Spotify hasn't offered a comment or an apology for the faux pas, opting instead to simply remove all imagery of Israel from its app, the Times reported.
Of course, in choosing to represent Israel in such a way, all Spotify was really doing was following the United Nations' recognized definition of Israel's borders before 1967, when the country grew by acquiring land seized during war.
The West Bank, Gaza and Golan Heights were seized by the IDF during the 1967 Six-Day War; the West Bank from Jordan, Gaza from Egypt, and the Golan from Syria. They are consequently referred to as the Israeli Occupied Territories. UN Security Council Resolution 242 subsequently denounced the "inadmissibility of the acquisition of territory by war" and called on Israel to withdraw all "armed forces from territories occupied in the recent conflict." It also called on all parties to terminate "all claims or states of belligerency and respect for and acknowledgment of the sovereignty, territorial integrity and political independence of every state in the area and their right to live in peace within secure and recognized boundaries free from threats or acts of force."
Subsequent UN Security Council resolutions (252, 338, 478, 1397) have made clear that Israel's annexation of those territories is not recognized by international law and is a violation of the UN Charter. However, Israel disputes whether it is, actually, an occupying power in those territories, although numerous laws attest that the Israeli government considers them to be part of Israeli territory.

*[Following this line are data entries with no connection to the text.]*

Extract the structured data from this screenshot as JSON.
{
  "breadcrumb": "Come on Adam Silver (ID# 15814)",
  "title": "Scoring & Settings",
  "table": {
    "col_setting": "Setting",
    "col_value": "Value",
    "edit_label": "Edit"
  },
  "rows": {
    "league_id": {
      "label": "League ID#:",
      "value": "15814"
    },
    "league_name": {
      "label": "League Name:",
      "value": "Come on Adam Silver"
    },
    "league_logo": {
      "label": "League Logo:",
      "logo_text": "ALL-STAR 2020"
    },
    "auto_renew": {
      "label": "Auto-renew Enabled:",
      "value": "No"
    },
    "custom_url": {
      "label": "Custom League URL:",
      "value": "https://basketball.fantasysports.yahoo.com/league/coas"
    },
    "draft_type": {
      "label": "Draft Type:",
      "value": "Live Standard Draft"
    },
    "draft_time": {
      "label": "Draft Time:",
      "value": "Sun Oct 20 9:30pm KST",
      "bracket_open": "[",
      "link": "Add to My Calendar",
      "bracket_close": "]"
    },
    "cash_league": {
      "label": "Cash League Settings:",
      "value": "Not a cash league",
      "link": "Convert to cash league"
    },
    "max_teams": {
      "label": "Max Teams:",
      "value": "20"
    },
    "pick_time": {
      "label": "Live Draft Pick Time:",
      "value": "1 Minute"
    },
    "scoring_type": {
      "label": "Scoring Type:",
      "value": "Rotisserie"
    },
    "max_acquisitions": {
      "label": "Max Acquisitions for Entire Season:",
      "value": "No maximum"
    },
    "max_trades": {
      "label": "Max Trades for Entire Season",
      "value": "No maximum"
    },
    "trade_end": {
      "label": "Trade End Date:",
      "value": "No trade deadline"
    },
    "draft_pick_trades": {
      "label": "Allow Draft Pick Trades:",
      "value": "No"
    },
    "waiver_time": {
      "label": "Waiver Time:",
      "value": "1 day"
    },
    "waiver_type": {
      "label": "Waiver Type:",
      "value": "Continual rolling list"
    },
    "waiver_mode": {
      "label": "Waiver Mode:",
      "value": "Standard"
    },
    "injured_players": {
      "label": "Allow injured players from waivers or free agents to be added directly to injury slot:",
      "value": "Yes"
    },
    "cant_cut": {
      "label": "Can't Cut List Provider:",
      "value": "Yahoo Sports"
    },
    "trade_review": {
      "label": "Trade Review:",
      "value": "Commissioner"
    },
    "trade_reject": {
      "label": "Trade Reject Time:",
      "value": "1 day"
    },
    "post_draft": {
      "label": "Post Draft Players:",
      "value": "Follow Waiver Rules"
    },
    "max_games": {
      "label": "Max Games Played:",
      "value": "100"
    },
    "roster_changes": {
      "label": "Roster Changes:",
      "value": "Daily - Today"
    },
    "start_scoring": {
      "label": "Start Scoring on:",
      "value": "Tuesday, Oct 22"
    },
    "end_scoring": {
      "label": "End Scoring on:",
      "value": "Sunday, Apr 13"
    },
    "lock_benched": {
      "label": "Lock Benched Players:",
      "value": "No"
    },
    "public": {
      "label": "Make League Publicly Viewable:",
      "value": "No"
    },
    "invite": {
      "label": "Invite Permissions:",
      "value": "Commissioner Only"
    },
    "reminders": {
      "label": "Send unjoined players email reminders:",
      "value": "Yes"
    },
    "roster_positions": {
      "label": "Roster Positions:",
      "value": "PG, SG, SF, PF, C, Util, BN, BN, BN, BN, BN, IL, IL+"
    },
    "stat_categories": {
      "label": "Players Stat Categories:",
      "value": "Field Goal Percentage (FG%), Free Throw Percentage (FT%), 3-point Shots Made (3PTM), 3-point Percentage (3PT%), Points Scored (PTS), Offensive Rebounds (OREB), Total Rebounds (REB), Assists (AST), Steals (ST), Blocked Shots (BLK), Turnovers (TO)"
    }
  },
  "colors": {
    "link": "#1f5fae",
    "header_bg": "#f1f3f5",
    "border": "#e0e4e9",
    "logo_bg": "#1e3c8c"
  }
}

Spotify's launch in Israel was a subject of debate and anticipation for many months, following a September 2017 ad for an Israeli music editor that appeared on Spotify's website, Globes reported. But as late as February 2018, Spotify was still saying, "we have no immediate plans to launch a service in the Israeli market." Then on March 12, the music-streaming service did a surprise about-face, with Veronica Diquattro, Spotify's managing director in southern and eastern Europe, announcing, "We're incredibly excited to launch Spotify in Israel with a revolutionary new music experience," the Times reported at the time.
Although it faced numerous hurdles penetrating the Israeli market, such as compatibility with Hebrew and curation, with editors producing carefully-selected playlists like "Israeli Top Hits" and "Israeli Weekend," to prime Israeli customers for the service, Variety reported in April, a month after its Israel launch, Diquattro told Variety, "We are extremely satisfied by what we are seeing."